Excessive screen time, which includes mobile phone, TV, iPad, laptop, and gaming devices, is starting become an increasing problem, leading to addiction in some children. According to Brad Marshall, also known as the ‘Unplugged Psychologist’, his clinic is receiving more and more referrals, with a waitlist of 4-6 months. Not only is there an issue with increasing numbers of children experiencing addiction to screens, in the last 5 years, the age has been getting younger too, with Brad’s clinic seeing some children as young as 6-8 years old.
What do the guidelines say about screen time?
Children under 2 – ideally no screen time
Children aged 2 – 5 years – limit to 1 hour per day
Children aged 5 years and above – recommended no more than 2 hours per day.
The above guidelines are in a ‘perfect world’, but we know on any given day, a perfect world isn’t always possible, so instead, it’s suggested you set realistic standards, ones that suit your family. Brad suggests to monitor screen time more closely when you start to see it’s negatively impacting your child’s everyday life, as this can also start to impact their development.
Five key areas of impact
- Behaviour – more irritable, moody, or changes that are different to how your child usually behaves
- Social life – spending less time with their friends
- Sleep – waking up during early hours of the morning to play games or use their device
- Exercise – not getting outside to play
- Education – less attentive in class, affecting grades
It is important to note that screen time in excess of 7 hours can have a negative impact on child brain development. Brad noted the findings in an ongoing longitudinal study revealed that in some cases, 9 and 10 year old kids who spent more than seven hours a day using devices like smartphones, tablets, and video games, showed signs of premature thinning of the cortex, the outer layer of the brain that processes sensory information.
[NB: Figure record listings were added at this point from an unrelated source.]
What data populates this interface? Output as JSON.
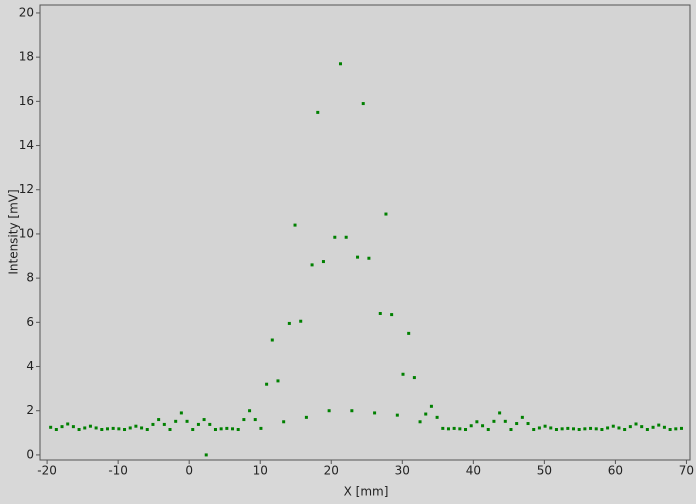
{
  "chart_data": {
    "type": "scatter",
    "xlabel": "X [mm]",
    "ylabel": "Intensity [mV]",
    "color": "#008000",
    "xlim": [
      -21,
      70.5
    ],
    "ylim": [
      -0.23,
      20.36
    ],
    "xticks": [
      -20,
      -10,
      0,
      10,
      20,
      30,
      40,
      50,
      60,
      70
    ],
    "yticks": [
      0,
      2,
      4,
      6,
      8,
      10,
      12,
      14,
      16,
      18,
      20
    ],
    "grid": false,
    "x": [
      -19.5,
      -18.7,
      -17.9,
      -17.1,
      -16.3,
      -15.5,
      -14.7,
      -13.9,
      -13.1,
      -12.3,
      -11.5,
      -10.7,
      -9.9,
      -9.1,
      -8.3,
      -7.5,
      -6.7,
      -5.9,
      -5.1,
      -4.3,
      -3.5,
      -2.7,
      -1.9,
      -1.1,
      -0.3,
      0.5,
      1.3,
      2.1,
      2.9,
      3.7,
      4.5,
      5.3,
      6.1,
      6.9,
      7.7,
      8.5,
      9.3,
      10.1,
      10.9,
      11.7,
      12.5,
      13.3,
      14.1,
      14.9,
      15.7,
      16.5,
      17.3,
      18.1,
      18.9,
      19.7,
      20.5,
      21.3,
      22.1,
      22.9,
      23.7,
      24.5,
      25.3,
      26.1,
      26.9,
      27.7,
      28.5,
      29.3,
      30.1,
      30.9,
      31.7,
      32.5,
      33.3,
      34.1,
      34.9,
      35.7,
      36.5,
      37.3,
      38.1,
      38.9,
      39.7,
      40.5,
      41.3,
      42.1,
      42.9,
      43.7,
      44.5,
      45.3,
      46.1,
      46.9,
      47.7,
      48.5,
      49.3,
      50.1,
      50.9,
      51.7,
      52.5,
      53.3,
      54.1,
      54.9,
      55.7,
      56.5,
      57.3,
      58.1,
      58.9,
      59.7,
      60.5,
      61.3,
      62.1,
      62.9,
      63.7,
      64.5,
      65.3,
      66.1,
      66.9,
      67.7,
      68.5,
      69.3,
      2.4
    ],
    "values": [
      1.25,
      1.15,
      1.28,
      1.4,
      1.28,
      1.15,
      1.22,
      1.3,
      1.22,
      1.15,
      1.18,
      1.2,
      1.18,
      1.15,
      1.22,
      1.3,
      1.22,
      1.15,
      1.38,
      1.6,
      1.38,
      1.15,
      1.52,
      1.9,
      1.52,
      1.15,
      1.38,
      1.6,
      1.38,
      1.15,
      1.18,
      1.2,
      1.18,
      1.15,
      1.6,
      2.0,
      1.6,
      1.2,
      3.2,
      5.2,
      3.35,
      1.5,
      5.95,
      10.4,
      6.05,
      1.7,
      8.6,
      15.5,
      8.75,
      2.0,
      9.85,
      17.7,
      9.85,
      2.0,
      8.95,
      15.9,
      8.9,
      1.9,
      6.4,
      10.9,
      6.35,
      1.8,
      3.65,
      5.5,
      3.5,
      1.5,
      1.85,
      2.2,
      1.7,
      1.2,
      1.18,
      1.2,
      1.18,
      1.15,
      1.32,
      1.5,
      1.32,
      1.15,
      1.52,
      1.9,
      1.52,
      1.15,
      1.42,
      1.7,
      1.42,
      1.15,
      1.22,
      1.3,
      1.22,
      1.15,
      1.18,
      1.2,
      1.18,
      1.15,
      1.18,
      1.2,
      1.18,
      1.15,
      1.22,
      1.3,
      1.22,
      1.15,
      1.28,
      1.4,
      1.28,
      1.15,
      1.25,
      1.35,
      1.25,
      1.15,
      1.18,
      1.2,
      0
    ]
  }
}
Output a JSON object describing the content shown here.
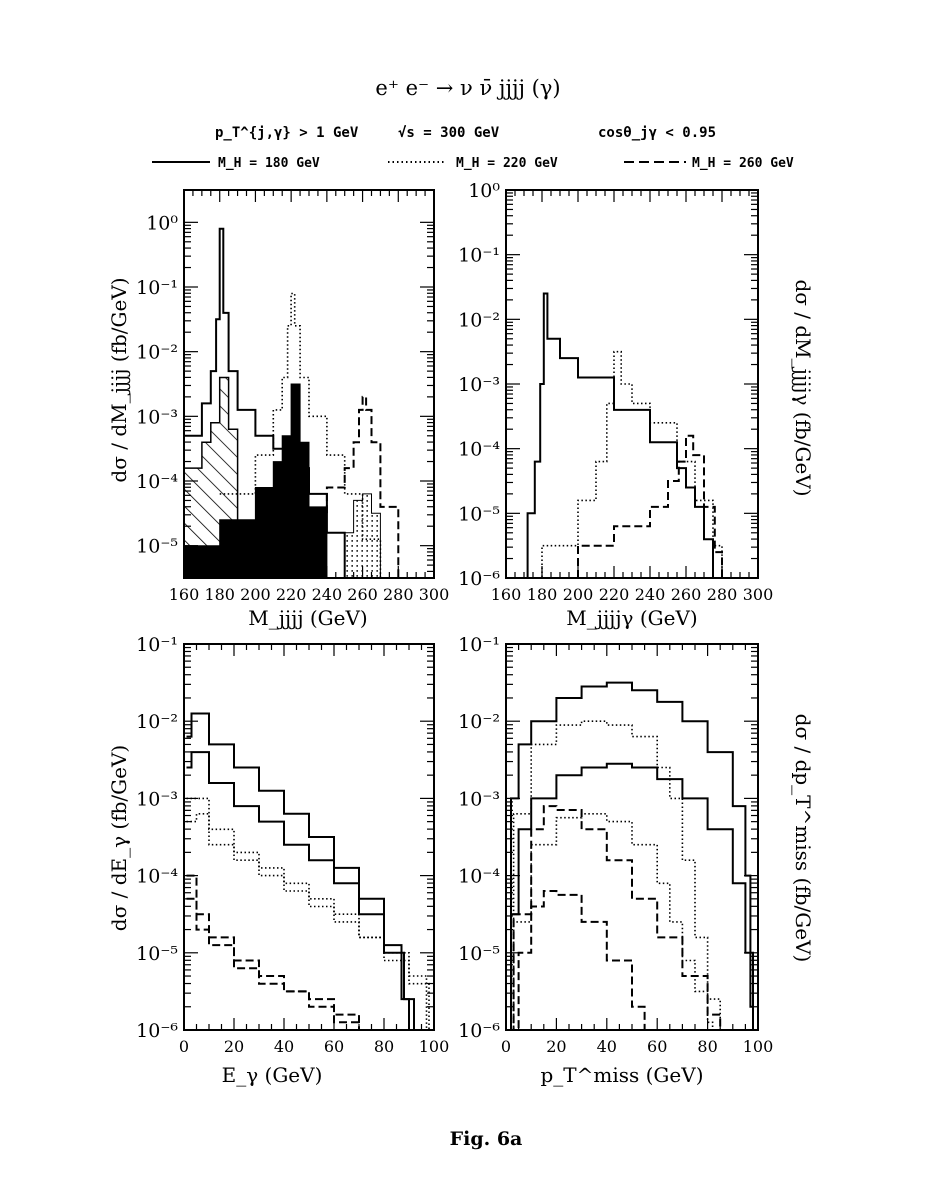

Tips to help manage screen time
- Control the home WIFI. This is Brad’s number one suggestion for parents as it helps to control online gaming and social media use. For most children, taking the device away doesn’t usually work and just results in conflict.
- Be a role model. Set a good example with your own device usage and try to limit the amount of time you spend on screens when you’re in front of your child. Children will notice what you’re doing and model the same behaviour. Instead of scrolling your phone at night, try reading a book a few times a week.
- Agree on screen time usage during the week and on weekends. For example, screen time is only allowed for 1 or 2 hours a day after school, when all homework is finished.
- Unwind as a family and agree to have an hour or two of no screen time.
- Pay attention to your child’s mood and actions after having various media experiences to determine whether it’s quality or not and whether it should be more closely monitored.
- Keep in mind that the ‘quality’ might differ to your own opinion compared to your child’s. For example, an important part of a teen’s life is socialising, and they might do this through online gaming and social media.